The codes were developed for implementing a 3D mixed-mode model to predict the average ferrite grain size and grain size distribution for an austenite-to-ferrite phase transformation during continuous cooling of an Fe-C-Mn steel. Using a Voronoi construction to represent the austenite grains, the ferrite is assumed to nucleate at the grain corners and to grow as spheres. Classical nucleation theory is used to estimate the density of ferrite nuclei. By assuming a negligible partition of manganese, the moving ferrite–austenite interface is treated with a mixed-mode model in which the soft impingement of the carbon diffusion fields is considered. The ferrite volume fraction, the average ferrite grain size, and the ferrite grain size distribution are derived as a function of temperature. The model provides a versatile tool to analyze the evolution of the ferrite grain size distribution at low computational costs. The codes were a result of Haixing Fang's PhD thesis supervised by Dr.ir. N.H. van Dijk and Prof.dr.ir. S. van der Zwaag at Delft University of Technology.

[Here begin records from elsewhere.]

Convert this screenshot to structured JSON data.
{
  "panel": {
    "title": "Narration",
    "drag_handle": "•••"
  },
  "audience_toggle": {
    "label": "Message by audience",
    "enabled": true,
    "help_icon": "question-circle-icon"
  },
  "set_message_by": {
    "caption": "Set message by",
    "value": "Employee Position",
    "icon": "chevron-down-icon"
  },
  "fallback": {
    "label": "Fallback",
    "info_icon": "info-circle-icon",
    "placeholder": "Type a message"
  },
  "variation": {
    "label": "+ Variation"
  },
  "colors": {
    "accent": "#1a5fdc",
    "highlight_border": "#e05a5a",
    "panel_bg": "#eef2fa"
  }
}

- Nucleation at the corners of austenitic grains based on continuous nucleation theory (CNT) or simplified nucleation model (SNM)
- Interface moving in a mixed-mode manner by assuming a negligible partition of manganese in para-equilibrium
- The influence of substitutional alloying elements is accounted by an approching using effective interface mobility
- Soft impingement and hard impingement are considered
- Install the Multi-Parametric Toolbox 3 (mpt3): https://www.mpt3.org/ into the same folder, for generating Voronoi cells to represent austenite grains.

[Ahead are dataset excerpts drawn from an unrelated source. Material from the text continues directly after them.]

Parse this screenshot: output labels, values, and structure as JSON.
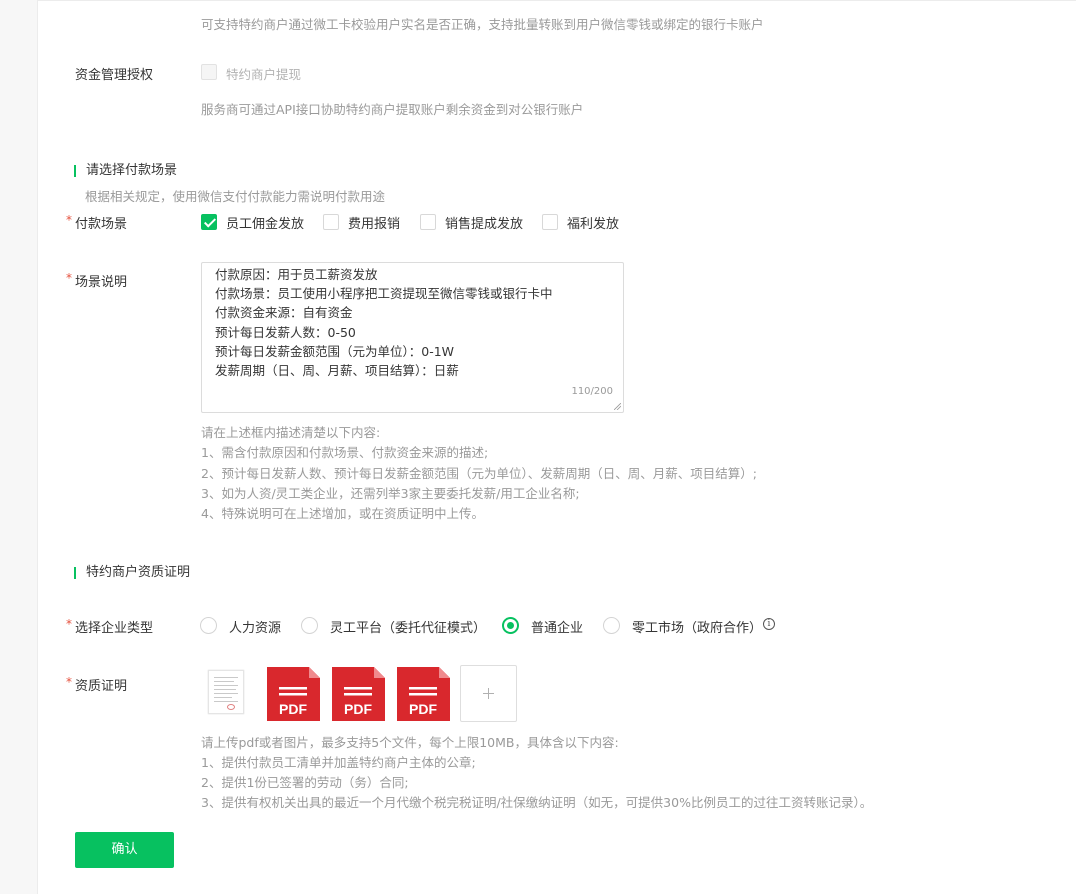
{
  "top_hint": "可支持特约商户通过微工卡校验用户实名是否正确，支持批量转账到用户微信零钱或绑定的银行卡账户",
  "fund_auth": {
    "label": "资金管理授权",
    "option": "特约商户提现",
    "hint": "服务商可通过API接口协助特约商户提取账户剩余资金到对公银行账户"
  },
  "payment_section": {
    "title": "请选择付款场景",
    "hint": "根据相关规定，使用微信支付付款能力需说明付款用途"
  },
  "payment_scene": {
    "label": "付款场景",
    "options": [
      {
        "label": "员工佣金发放",
        "checked": true
      },
      {
        "label": "费用报销",
        "checked": false
      },
      {
        "label": "销售提成发放",
        "checked": false
      },
      {
        "label": "福利发放",
        "checked": false
      }
    ]
  },
  "scene_desc": {
    "label": "场景说明",
    "lines": [
      "付款原因：用于员工薪资发放",
      "付款场景：员工使用小程序把工资提现至微信零钱或银行卡中",
      "付款资金来源：自有资金",
      "预计每日发薪人数：0-50",
      "预计每日发薪金额范围（元为单位）：0-1W",
      "发薪周期（日、周、月薪、项目结算）：日薪"
    ],
    "counter": "110/200",
    "help": [
      "请在上述框内描述清楚以下内容:",
      "1、需含付款原因和付款场景、付款资金来源的描述;",
      "2、预计每日发薪人数、预计每日发薪金额范围（元为单位）、发薪周期（日、周、月薪、项目结算）;",
      "3、如为人资/灵工类企业，还需列举3家主要委托发薪/用工企业名称;",
      "4、特殊说明可在上述增加，或在资质证明中上传。"
    ]
  },
  "qualification_section": {
    "title": "特约商户资质证明"
  },
  "enterprise_type": {
    "label": "选择企业类型",
    "options": [
      {
        "label": "人力资源",
        "checked": false
      },
      {
        "label": "灵工平台（委托代征模式）",
        "checked": false
      },
      {
        "label": "普通企业",
        "checked": true
      },
      {
        "label": "零工市场（政府合作）",
        "checked": false
      }
    ]
  },
  "qualification": {
    "label": "资质证明",
    "pdf_text": "PDF",
    "help": [
      "请上传pdf或者图片，最多支持5个文件，每个上限10MB，具体含以下内容:",
      "1、提供付款员工清单并加盖特约商户主体的公章;",
      "2、提供1份已签署的劳动（务）合同;",
      "3、提供有权机关出具的最近一个月代缴个税完税证明/社保缴纳证明（如无，可提供30%比例员工的过往工资转账记录）。"
    ]
  },
  "confirm_label": "确认",
  "colors": {
    "accent": "#07c160",
    "pdf_red": "#d9282d",
    "required": "#e5513e"
  }
}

- Make sure that 'Optimization toolbox' and 'Symbolic Math toolbox' are included in your own Matlab package. These toolboxes should be included by default. All codes have been tested executable with Matlab 2014b or above.
Just run ferrite_3d_model_voronoin_PBC_ND_CNT_GEB.m.
Currently, it is only valid for simulating phase transformations during continuous cooling for Fe-0.1C-0.49Mn (wt%).
But it can be easily adapted to other alloys under different heat treatment conditions.
This package is free to use, ditribute and adapt, but no warranty and liability to any kinds of simulation results.
See the LICENSE for license rights and limitations (GNU General Public License v3.0).
H. Fang, M.G. Mecozzi, E. Brϋck, S. van der Zwaag, N.H. van Dijk, Analysis of the grain size evolution for ferrite formation in Fe-C-Mn steels using a 3D model under a mixed-mode interface condition, Metall. Mater. Trans. A 49 (2018) 41-53.
Please cite this article if you use or get inspired by any code presented here.